In saying that, I DO have some thoughts, observations and an opinion or two to share. Firstly, I don’t know if it’s just me, but this election process was uglier than usual. We have a friend who put out a sign for their candidate on four different occasions and in each case, it disappeared within 24 hours. That is just wrong…our country at one time stood for one person, one vote and the freedom to express your opinion (in a legal and respectful way). I don’t care who you are supporting, you must be respectful of other’s views for our country’s process to work. So this was greatly disappointing to me. There were candidate comments to “vote for revenge”. I seriously doubt that our founding fathers had that concept in mind when drafting the constitution. Other polarizing comments included references to the 47%; the 1% vs the 99% etc. I don’t feel these references are healthy for our country and society. They are utilized because voters respond to it. It’s too bad, but that’s the way these elections go. There is very little focus on true solutions to the challenges that face our country. That is because real solutions are not popular and to get elected, you must say what is popular, not what is real.
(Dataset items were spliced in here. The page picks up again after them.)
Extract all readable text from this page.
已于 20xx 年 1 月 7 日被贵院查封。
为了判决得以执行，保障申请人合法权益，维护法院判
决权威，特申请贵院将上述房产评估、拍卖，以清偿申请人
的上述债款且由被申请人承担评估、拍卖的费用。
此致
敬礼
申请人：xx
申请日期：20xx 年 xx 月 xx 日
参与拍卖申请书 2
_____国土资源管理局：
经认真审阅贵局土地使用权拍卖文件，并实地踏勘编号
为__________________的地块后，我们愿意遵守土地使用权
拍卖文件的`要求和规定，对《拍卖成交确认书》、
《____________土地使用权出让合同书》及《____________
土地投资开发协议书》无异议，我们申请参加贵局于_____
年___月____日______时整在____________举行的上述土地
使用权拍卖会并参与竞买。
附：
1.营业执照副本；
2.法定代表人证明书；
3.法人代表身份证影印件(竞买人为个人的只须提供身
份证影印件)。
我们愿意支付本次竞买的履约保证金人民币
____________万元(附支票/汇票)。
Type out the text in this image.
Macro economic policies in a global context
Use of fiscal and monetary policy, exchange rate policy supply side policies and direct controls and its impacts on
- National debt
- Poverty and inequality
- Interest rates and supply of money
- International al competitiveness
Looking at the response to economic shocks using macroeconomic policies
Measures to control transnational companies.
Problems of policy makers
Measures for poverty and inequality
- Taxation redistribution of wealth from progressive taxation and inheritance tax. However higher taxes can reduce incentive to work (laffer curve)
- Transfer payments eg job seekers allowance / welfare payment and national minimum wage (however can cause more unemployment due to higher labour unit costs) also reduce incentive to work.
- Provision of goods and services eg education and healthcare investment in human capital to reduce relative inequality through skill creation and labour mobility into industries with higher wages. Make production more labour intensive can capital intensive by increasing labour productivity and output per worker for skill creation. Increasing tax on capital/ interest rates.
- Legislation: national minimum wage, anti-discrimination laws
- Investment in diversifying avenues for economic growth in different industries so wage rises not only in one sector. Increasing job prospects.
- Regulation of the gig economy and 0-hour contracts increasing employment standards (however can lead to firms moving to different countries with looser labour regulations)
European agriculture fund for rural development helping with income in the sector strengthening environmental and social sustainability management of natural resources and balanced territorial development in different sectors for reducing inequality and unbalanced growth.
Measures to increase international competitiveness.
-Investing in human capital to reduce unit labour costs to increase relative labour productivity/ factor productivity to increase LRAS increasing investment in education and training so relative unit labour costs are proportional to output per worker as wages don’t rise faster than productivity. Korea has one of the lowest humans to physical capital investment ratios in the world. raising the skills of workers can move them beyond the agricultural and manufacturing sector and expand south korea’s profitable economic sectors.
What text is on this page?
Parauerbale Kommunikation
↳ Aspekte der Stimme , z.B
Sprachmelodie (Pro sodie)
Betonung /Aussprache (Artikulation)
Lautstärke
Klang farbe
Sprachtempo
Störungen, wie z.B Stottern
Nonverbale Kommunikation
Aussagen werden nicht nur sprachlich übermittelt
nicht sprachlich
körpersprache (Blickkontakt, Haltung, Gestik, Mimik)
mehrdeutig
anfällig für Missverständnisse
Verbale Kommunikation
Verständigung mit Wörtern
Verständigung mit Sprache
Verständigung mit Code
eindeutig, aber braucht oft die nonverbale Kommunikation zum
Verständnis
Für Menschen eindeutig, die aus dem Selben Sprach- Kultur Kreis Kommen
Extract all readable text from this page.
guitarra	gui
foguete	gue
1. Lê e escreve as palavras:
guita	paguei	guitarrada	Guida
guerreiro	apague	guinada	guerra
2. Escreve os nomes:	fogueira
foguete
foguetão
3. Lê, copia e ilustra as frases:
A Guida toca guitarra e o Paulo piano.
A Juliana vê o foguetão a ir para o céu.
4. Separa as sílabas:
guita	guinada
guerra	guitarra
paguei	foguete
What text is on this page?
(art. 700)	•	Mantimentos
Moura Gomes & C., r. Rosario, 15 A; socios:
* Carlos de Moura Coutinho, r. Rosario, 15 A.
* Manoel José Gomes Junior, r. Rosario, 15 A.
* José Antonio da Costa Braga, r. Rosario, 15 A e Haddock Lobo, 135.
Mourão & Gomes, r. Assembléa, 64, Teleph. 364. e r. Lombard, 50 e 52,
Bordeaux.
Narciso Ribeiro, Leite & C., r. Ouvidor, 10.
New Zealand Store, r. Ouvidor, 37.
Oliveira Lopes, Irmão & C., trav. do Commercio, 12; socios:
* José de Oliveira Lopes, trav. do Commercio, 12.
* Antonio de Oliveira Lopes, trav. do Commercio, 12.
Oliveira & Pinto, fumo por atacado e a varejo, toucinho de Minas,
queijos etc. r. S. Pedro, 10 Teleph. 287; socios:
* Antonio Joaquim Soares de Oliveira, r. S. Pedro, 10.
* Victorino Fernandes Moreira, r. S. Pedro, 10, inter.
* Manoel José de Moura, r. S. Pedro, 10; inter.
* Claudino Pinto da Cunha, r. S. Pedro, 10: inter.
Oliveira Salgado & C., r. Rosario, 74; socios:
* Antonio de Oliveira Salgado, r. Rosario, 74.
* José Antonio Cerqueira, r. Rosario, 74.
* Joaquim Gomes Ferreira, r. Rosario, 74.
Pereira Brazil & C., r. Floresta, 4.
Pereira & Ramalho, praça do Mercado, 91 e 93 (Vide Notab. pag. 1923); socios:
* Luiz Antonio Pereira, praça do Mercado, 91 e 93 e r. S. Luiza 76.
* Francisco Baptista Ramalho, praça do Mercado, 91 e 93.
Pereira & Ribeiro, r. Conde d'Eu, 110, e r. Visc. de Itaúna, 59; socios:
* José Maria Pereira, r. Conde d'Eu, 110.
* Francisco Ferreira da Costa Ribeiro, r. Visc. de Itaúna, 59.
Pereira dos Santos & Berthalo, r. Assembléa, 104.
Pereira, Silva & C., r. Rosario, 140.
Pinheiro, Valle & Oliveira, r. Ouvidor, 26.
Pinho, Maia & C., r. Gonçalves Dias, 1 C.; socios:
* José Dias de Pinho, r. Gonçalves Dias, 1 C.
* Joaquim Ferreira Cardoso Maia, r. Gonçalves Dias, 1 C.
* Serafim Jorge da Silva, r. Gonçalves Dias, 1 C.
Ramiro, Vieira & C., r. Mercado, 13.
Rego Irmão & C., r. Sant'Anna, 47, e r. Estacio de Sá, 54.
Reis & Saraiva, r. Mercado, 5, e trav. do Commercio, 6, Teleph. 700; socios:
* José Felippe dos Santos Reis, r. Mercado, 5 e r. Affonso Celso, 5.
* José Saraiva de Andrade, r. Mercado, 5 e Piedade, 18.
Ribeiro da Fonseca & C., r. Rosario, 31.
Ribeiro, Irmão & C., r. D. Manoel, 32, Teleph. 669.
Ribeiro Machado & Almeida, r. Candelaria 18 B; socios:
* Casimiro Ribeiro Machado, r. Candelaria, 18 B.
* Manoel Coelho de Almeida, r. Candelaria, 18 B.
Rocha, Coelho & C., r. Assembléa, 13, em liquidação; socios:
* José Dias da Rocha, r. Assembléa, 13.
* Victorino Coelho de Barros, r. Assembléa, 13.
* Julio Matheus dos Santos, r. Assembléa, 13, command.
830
Linda and I are not sure what “group” we are supposed to fall into (this election was all about what group you fall into). We are fortunate that we are partners in a succesful business. The profits from that business go into our new business, which we are grinding the way to that wonderful day called “break even”. In the meanwhile, we write checks nearly every month. We work seven days per week (literally). So are we part of the evil “succesful” part of society or are we “good” because we are trying to start a new business that we hope one day will employ many, many people? I believe what is not understood in Washington DC is the concept of risk. It is the level of perceived risk that determines if someone will take the chance with their capital, put in the effort in the hopes that at some future point, you will be “succesful”. When you start a business there is NO guarantee of success…you may go well down the road of effort and fall short, that’s how the game works. So, when I hear the rhetoric about “fair shots for all”, “even playing field for all” etc etc, I don’t understand what it means: you can’t legislate “fair risk” in a free market economy. It is up to the risk taker to determine if they will risk their capital in the pursuit of creating more capital. Up to the day of break even or better, the winner is everyone who is being paid for goods and services (ie. the EMPLOYEES of those companies) to the new company. So, it will be interesting to see how this election changes the free market system being made more “fair”. Does it mean that fewer people will take the risk of starting a new business? Does it mean that “a fair shot for all” is a growing government, thus creating those fair and balanced job opportunities? I don’t know what that looks like or how that works. If you turn the clock of the US back 110 years, the Federal Government was about 5% of GDP. Today, it’s about 27%. How much is enough and how much is too much? This election clearly stated that 27% is not enough. Who am I to say the electorate is wrong? Time will tell. In the meanwhile, I will go about my business just like I have over the last four years, hoping my assessment of the risk will prove to be correct relative to what I hope our reward will be.
Finally, I would like to see the electoral college system scraped. It’s very frustrating to vote in an election if you don’t live in a “swing” state. Your vote doesn’t make a difference. In most other countries they have a national popular vote. I believe we need that here in the US. In the just completed election, there were seven states that determined the outcome. The majority of candidate time and money was spent in those seven states. The national popular vote was approximately 61M vs 58M. At this point the electoral college breakdown is 303 to 206 (what IS it about Florida…they are still counting????). That just does not add up to me…if we had a national popular vote, I think everyone would take their vote more seriously and the candidates would be foreced to communicate to all 50 states.
Okay, that’s it…let me know your thoughts on what this election means. I’ll look forward to reading them!